Il cargo giapponese

Il cargo giapponese
Il commissario Sperandio vive in Sardegna, in un paese fra i monti della Barbagia conosciuto solo dai pastori e dagli intellettuali, in compagnia del suo cane. Un giorno squilla il telefono: è il questore di Cagliari, che pensa che quel solitario segugio dello Stato sia adatto ad un nuovo caso da risolvere. Un cargo battente bandiera giapponese è entrato a Cagliari, travolgendo pescherecci e barche da diporto. È vuoto: niente personale, niente carico. Non è stato possibile neanche capire come sia potuto entrare, si è ipotizzato che qualcuno lo abbia pilotato e poi si sia buttato in mare, senza tuttavia vedere l’affiorare di giapponesi, vivi o morti. L’atletico commissario non può dire di no al suo vecchio compagno di corso all’epoca della loro formazione presso la scuola di polizia della capitale, per cui lascia tutto al suo vice e si dirige verso Cagliari, verso la sua nuova avventura professionale…

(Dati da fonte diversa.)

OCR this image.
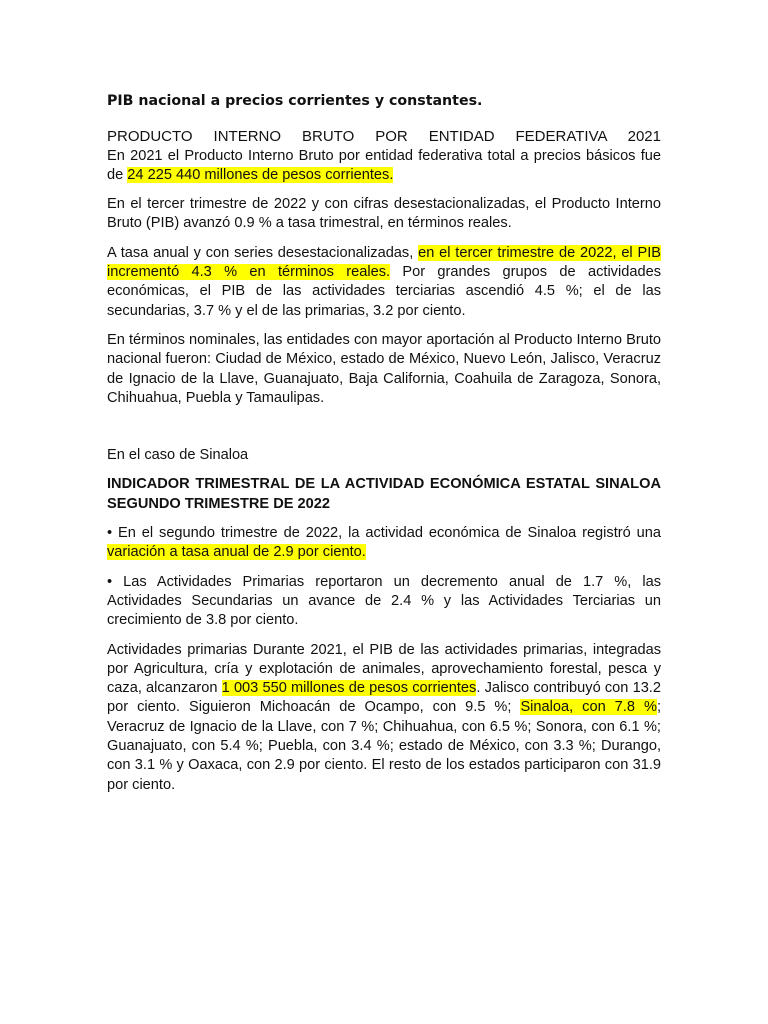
PIB nacional a precios corrientes y constantes.

PRODUCTO INTERNO BRUTO POR ENTIDAD FEDERATIVA 2021

En 2021 el Producto Interno Bruto por entidad federativa total a precios básicos fue de 24 225 440 millones de pesos corrientes.

En el tercer trimestre de 2022 y con cifras desestacionalizadas, el Producto Interno Bruto (PIB) avanzó 0.9 % a tasa trimestral, en términos reales.

A tasa anual y con series desestacionalizadas, en el tercer trimestre de 2022, el PIB incrementó 4.3 % en términos reales. Por grandes grupos de actividades económicas, el PIB de las actividades terciarias ascendió 4.5 %; el de las secundarias, 3.7 % y el de las primarias, 3.2 por ciento.

En términos nominales, las entidades con mayor aportación al Producto Interno Bruto nacional fueron: Ciudad de México, estado de México, Nuevo León, Jalisco, Veracruz de Ignacio de la Llave, Guanajuato, Baja California, Coahuila de Zaragoza, Sonora, Chihuahua, Puebla y Tamaulipas.

En el caso de Sinaloa

INDICADOR TRIMESTRAL DE LA ACTIVIDAD ECONÓMICA ESTATAL SINALOA SEGUNDO TRIMESTRE DE 2022

• En el segundo trimestre de 2022, la actividad económica de Sinaloa registró una variación a tasa anual de 2.9 por ciento.

• Las Actividades Primarias reportaron un decremento anual de 1.7 %, las Actividades Secundarias un avance de 2.4 % y las Actividades Terciarias un crecimiento de 3.8 por ciento.

Actividades primarias Durante 2021, el PIB de las actividades primarias, integradas por Agricultura, cría y explotación de animales, aprovechamiento forestal, pesca y caza, alcanzaron 1 003 550 millones de pesos corrientes. Jalisco contribuyó con 13.2 por ciento. Siguieron Michoacán de Ocampo, con 9.5 %; Sinaloa, con 7.8 %; Veracruz de Ignacio de la Llave, con 7 %; Chihuahua, con 6.5 %; Sonora, con 6.1 %; Guanajuato, con 5.4 %; Puebla, con 3.4 %; estado de México, con 3.3 %; Durango, con 3.1 % y Oaxaca, con 2.9 por ciento. El resto de los estados participaron con 31.9 por ciento.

Germanista e letterato di primissimo ordine, Giorgio Manacorda è un’espressione rilevante di come la critica e la saggistica possano applicarsi con delicata maestria nell’arte del racconto. In meno di cento pagine, con una scrittura che legge bene la contemporaneità senza prestare il fianco al gergalismo forzato, Il cargo giapponese è un esempio encomiabile di come si possa tagliare quel diamante che risponde al nome di romanzo giallo in modo originale rispetto a quelli notoriamente classificati, fondendo con grande maestria l’omicidio ripetuto, il nesso fra letteratura e vita, l’eterno tema dell’amore. Con una ritmica che rievoca l’ossessività di Dieci piccoli indiani, cui l’accomuna la presenza della macabra decina di morti, il romanzo gioca in modo con la letteratura (abbondano i nomi dei giganti tedeschi ed europei, con tanto di citazioni ed edizioni di riferimento all’interno dei dialoghi), al punto da far ruotare tutto l’enigma attorno alla poesia Die Groβe Fracht di Ingeborg Bachman, nei cui versi alberga la soluzione del caso.